Coupled with CodeGuard’s ChangeAlert™ monitoring, which provides insight into new zero-day attacks, MalwareGone™ has the potential to transform website protection. Until now, companies have struggled in fixing sites infected with malware, with many relying on humans to provide fixes, while others with clunky automated technology end up causing more damage to sites than help.

“MalwareGone™ has been a long time coming – we have been waiting for years to release this product”, says David Moeller, CEO of CodeGuard. “The reason there isn’t a product like this on the market is that its foundation is our patented backup technology, which obviously no one else possesses.”

MalwareGone

This isn’t your average malware cleanup tool. Instead of relying on just signatures, MalwareGone™ utilizes actionable intelligence from ChangeAlerts™ and examines the collected information. This approach allows the scanner to discover which files act and look like malware.

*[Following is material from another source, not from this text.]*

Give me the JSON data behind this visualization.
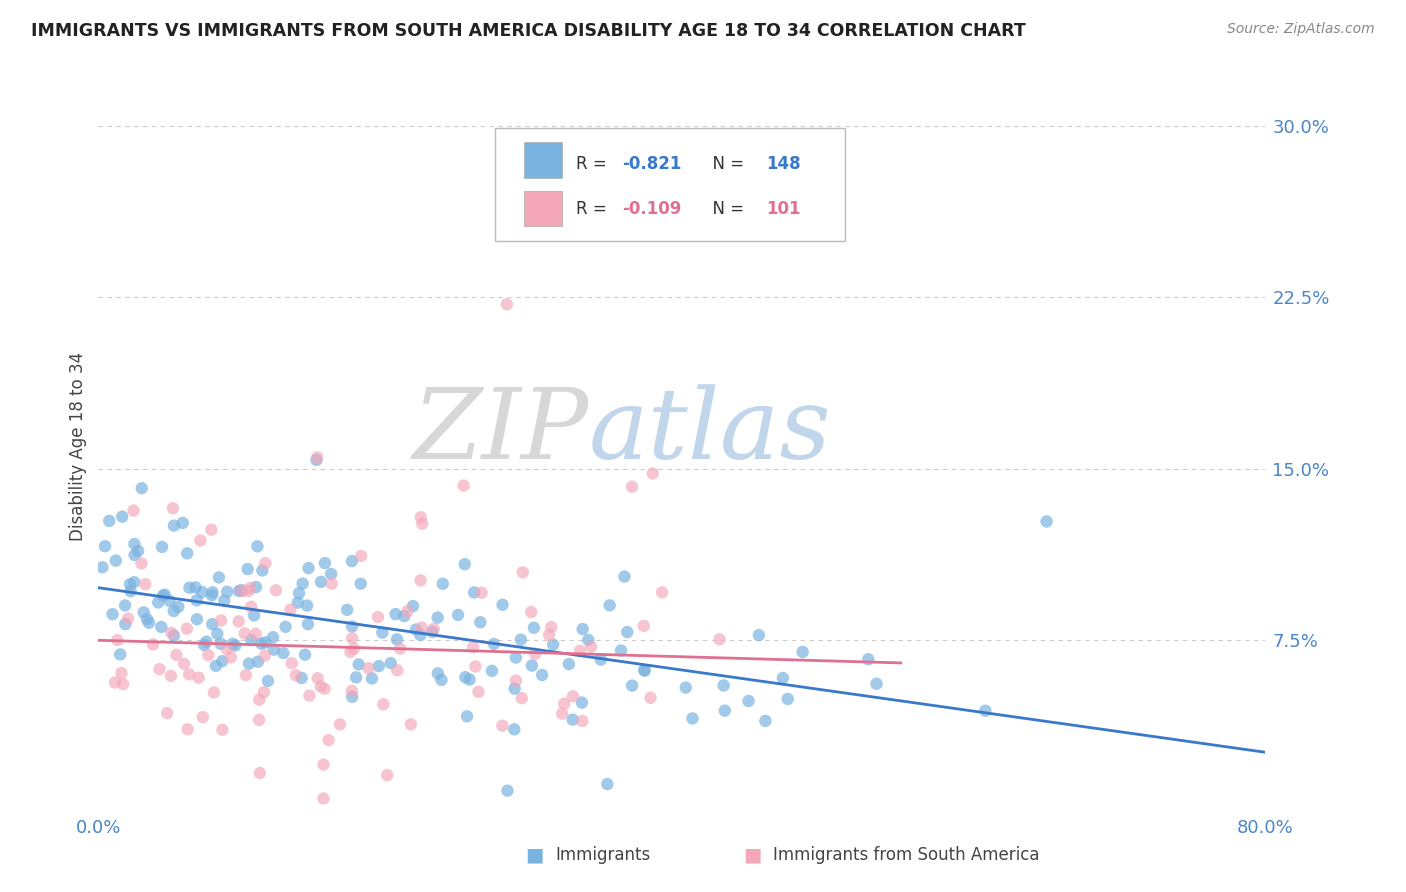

It’s designed to discover viruses, trojans, rootkits, spyware and other malware on any websites. It searches for early-life and next-generation malware; the kind of malware that doesn’t yet have a detection signature.

MalwareGone™ removes persistent threats from within the operating system by utilizing prior backups stored in CodeGuard’s cloud. This ensures that remediation happens as quickly, efficiently, and accurately as possible – no more destroyed websites from a “fixing” service.

CodeGuard uses a virtual version control system and stores site data in the cloud. Backups are stored as the differential between each daily scan of the site, providing visibility for users into what has changed along with the ability to undo any changes. Restoring a previous version is as easy as pressing a button.